Geekbench’s creator on version 6 and why benchmarks matter in the real world

Primate Labs

We review a lot of hardware at Ars, and part of that review process involves running benchmark apps. The exact apps we use may change over time and based on what we’re trying to measure, but the purpose is the same: to compare the relative performance of two or more things and to make sure that products perform as well in real life as they do on paper.

One app that has been a consistent part of our test suite for over a decade is Geekbench, a CPU and GPU compute benchmark that is releasing its sixth major version today. Partly because it’s small, free, and easy to run; partly because developer Primate Labs maintains a gigantic searchable database spanning millions of test runs across millions of devices; and partly because it will run on just about anything under the sun, Geekbench has become one of the Internet’s most-used (and most-argued-about) benchmarking tools.

“I’m really glad that people seem to have latched onto it,” Primate Labs founder and Geekbench creator John Poole told Ars of Geekbench’s popularity. “I know Gordon Ung at PCWorld basically calls Geekbench the official benchmark of Twitter arguments, which is the fallout from that.”

Cross-platform right from the start

Geekbench’s cross-platform compatibility is part of its appeal, which has been baked into the benchmark since its earliest versions. It began at the height of the PowerPC Mac era when Apple’s hardware was exotic and niche and apps that ran on Mac OS X were relatively rare.

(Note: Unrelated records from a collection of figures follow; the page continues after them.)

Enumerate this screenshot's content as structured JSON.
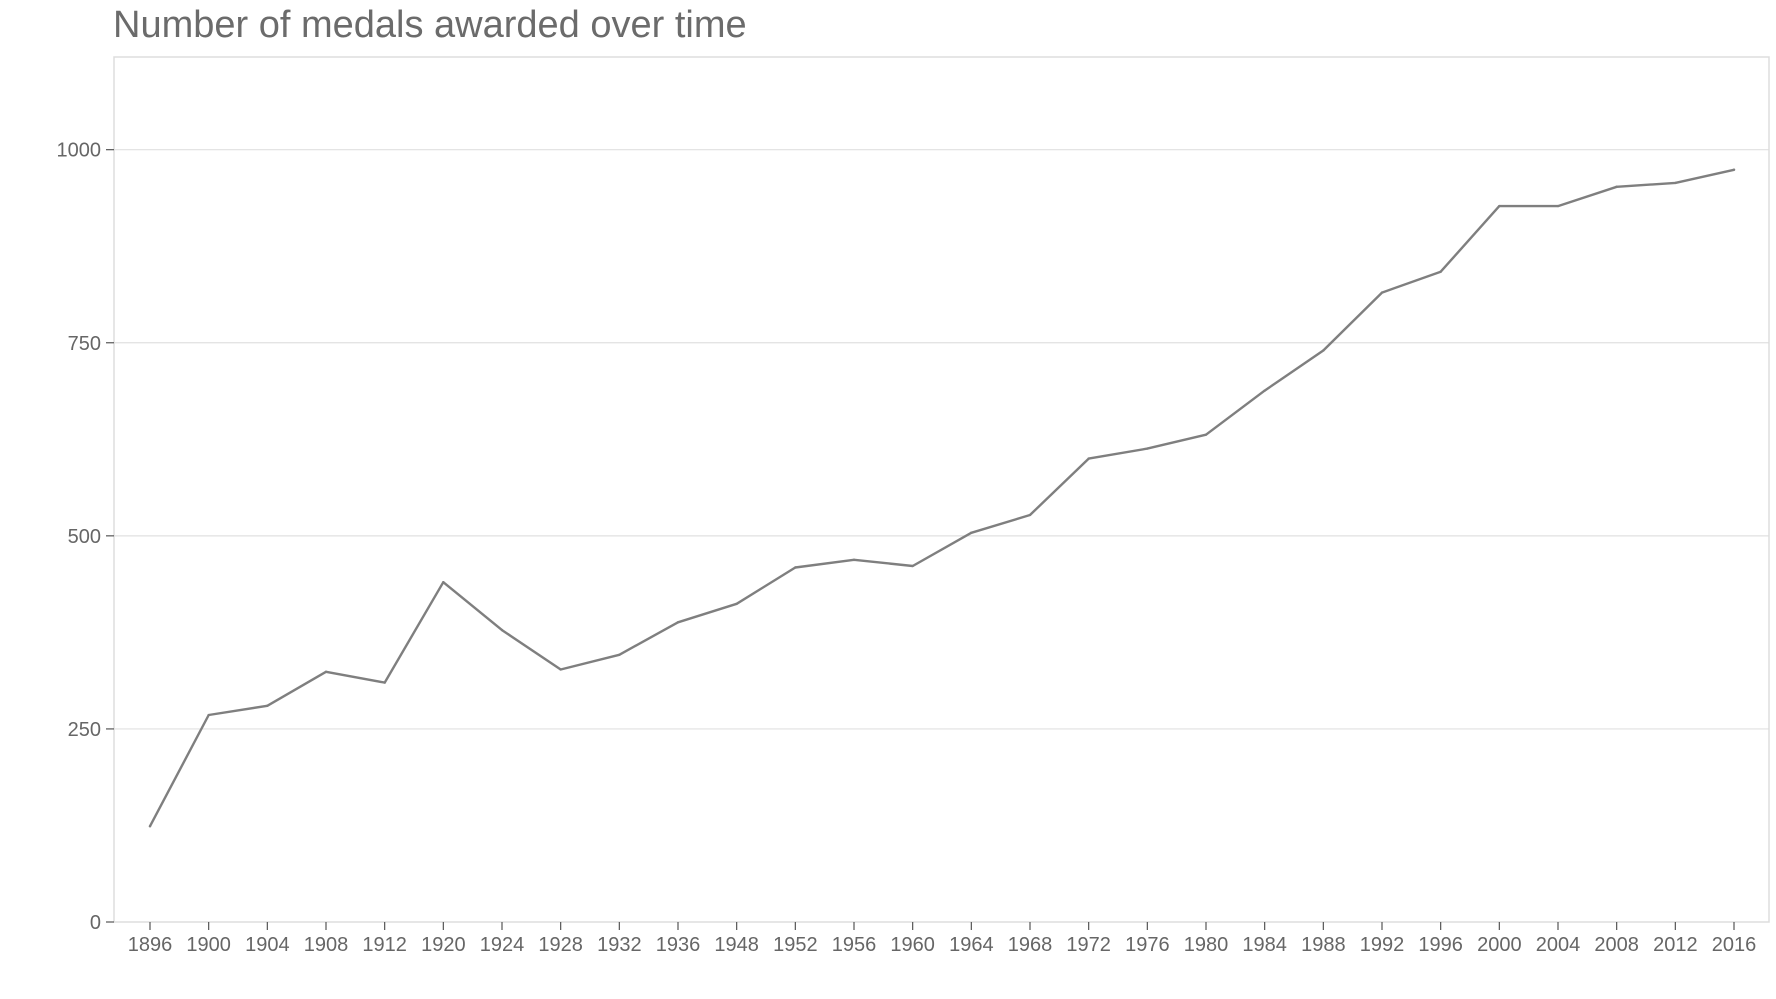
{
  "chart_data": {
    "type": "line",
    "title": "Number of medals awarded over time",
    "xlabel": "",
    "ylabel": "",
    "ylim": [
      0,
      1120
    ],
    "yticks": [
      0,
      250,
      500,
      750,
      1000
    ],
    "grid": true,
    "categories": [
      "1896",
      "1900",
      "1904",
      "1908",
      "1912",
      "1920",
      "1924",
      "1928",
      "1932",
      "1936",
      "1948",
      "1952",
      "1956",
      "1960",
      "1964",
      "1968",
      "1972",
      "1976",
      "1980",
      "1984",
      "1988",
      "1992",
      "1996",
      "2000",
      "2004",
      "2008",
      "2012",
      "2016"
    ],
    "series": [
      {
        "color": "#7f7f7f",
        "values": [
          124,
          268,
          280,
          324,
          310,
          440,
          378,
          327,
          346,
          388,
          412,
          459,
          469,
          461,
          504,
          527,
          600,
          613,
          631,
          688,
          740,
          815,
          842,
          927,
          927,
          952,
          957,
          974
        ]
      }
    ]
  }
}
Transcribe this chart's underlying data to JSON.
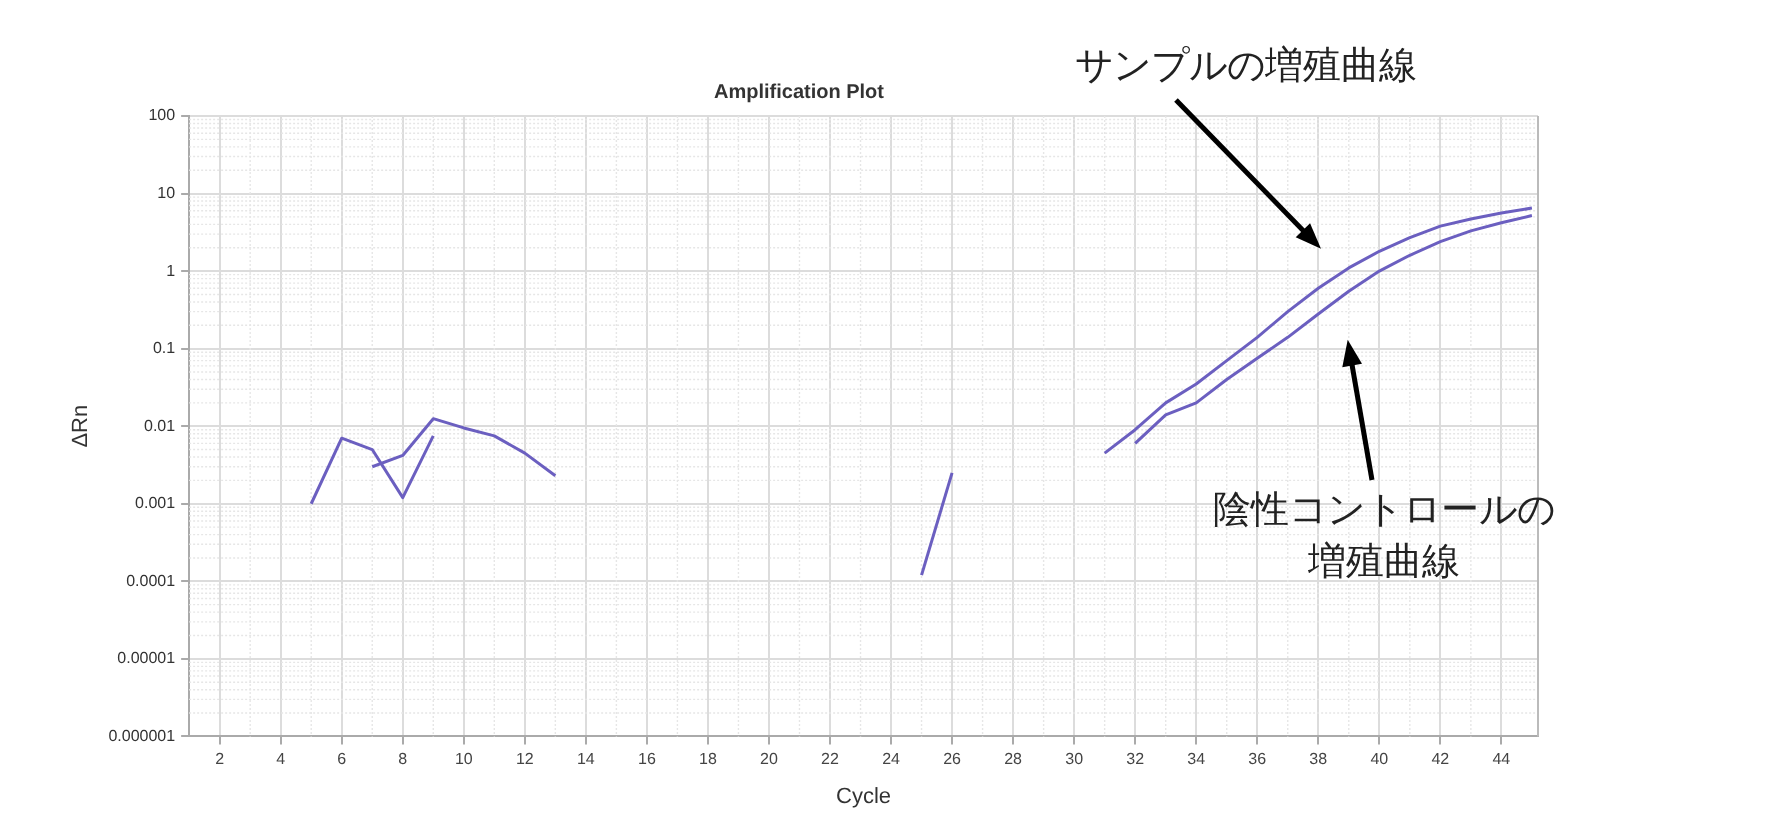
{
  "chart_data": {
    "type": "line",
    "title": "Amplification Plot",
    "xlabel": "Cycle",
    "ylabel": "ΔRn",
    "log": "y",
    "grid": true,
    "legend": false,
    "marker": "none",
    "line_style": "solid",
    "xlim": [
      1,
      45.2
    ],
    "xticks": [
      2,
      4,
      6,
      8,
      10,
      12,
      14,
      16,
      18,
      20,
      22,
      24,
      26,
      28,
      30,
      32,
      34,
      36,
      38,
      40,
      42,
      44
    ],
    "ylim": [
      1e-06,
      100
    ],
    "yticks": [
      {
        "value": 1e-06,
        "label": "0.000001"
      },
      {
        "value": 1e-05,
        "label": "0.00001"
      },
      0.0001,
      0.001,
      0.01,
      0.1,
      1,
      10,
      100
    ],
    "series": [
      {
        "color": "#6b5fc0",
        "x": [
          5,
          6,
          7,
          8,
          9
        ],
        "values": [
          0.001,
          0.007,
          0.005,
          0.0012,
          0.0075
        ]
      },
      {
        "color": "#6b5fc0",
        "x": [
          7,
          8,
          9,
          10,
          11,
          12,
          13
        ],
        "values": [
          0.003,
          0.0042,
          0.0125,
          0.0095,
          0.0075,
          0.0045,
          0.0023
        ]
      },
      {
        "color": "#6b5fc0",
        "x": [
          25,
          26
        ],
        "values": [
          0.00012,
          0.0025
        ]
      },
      {
        "color": "#6b5fc0",
        "x": [
          31,
          32,
          33,
          34,
          35,
          36,
          37,
          38,
          39,
          40,
          41,
          42,
          43,
          44,
          45
        ],
        "values": [
          0.0045,
          0.009,
          0.02,
          0.035,
          0.07,
          0.14,
          0.3,
          0.6,
          1.1,
          1.8,
          2.7,
          3.8,
          4.7,
          5.6,
          6.5
        ]
      },
      {
        "color": "#6b5fc0",
        "x": [
          32,
          33,
          34,
          35,
          36,
          37,
          38,
          39,
          40,
          41,
          42,
          43,
          44,
          45
        ],
        "values": [
          0.006,
          0.014,
          0.02,
          0.04,
          0.075,
          0.14,
          0.28,
          0.55,
          1.0,
          1.6,
          2.4,
          3.3,
          4.2,
          5.2
        ]
      }
    ],
    "annotations": [
      "サンプルの増殖曲線",
      "陰性コントロールの増殖曲線"
    ]
  }
}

“I just switched over to the Mac back in about 2002,” Poole told Ars. “So I was getting used to that ecosystem. And then the [Power Mac] G5 came out and I thought, oh, this looks really cool. I went out, bought one of the new G5s, and it felt slower than my previous Mac. And I thought, well, this is really strange; what’s going on. … So, you know, I grabbed what [benchmarks] I could download and ran them and got really confused, because what the benchmarks were saying wasn’t jiving with my experience.

“So I actually went and I reverse-engineered one of the popular benchmarks and found that the tests were, for lack of a better word, terrible,” said Poole. “They weren’t really testing anything substantial, you know, doing really simple arithmetic operations on really small amounts of data, not really testing anything. And so I thought, how hard can it be to write a benchmark? Maybe I should write my own.”

The original Geekbench (called “Geekbench 2006” and apparently lost to time) supported Windows and macOS at launch. Geekbench 2, released in 2007, added Linux support. An official iPhone version followed in 2010, and an Android version came out in 2012. Since Geekbench 3 was released in mid-2013, a revamped version with new focus areas and reformulated tests has been released roughly once every three years or so.

And it’s not just mainstream, general-use hardware and software that can run Geekbench. Geekbench could run on the PlayStation 3’s Cell processor (“[not] all that impressive as a general-purpose CPU,” wrote Poole at the time). There was even, briefly, a version that ran natively on the short-lived BlackBerry 10. Here at Ars we’ve run it on everything from the oddball, all-open-source MNT Reform laptop, the first wave of Android Wear smartwatches, and hundreds of desktops, laptops, phones, and tablets besides.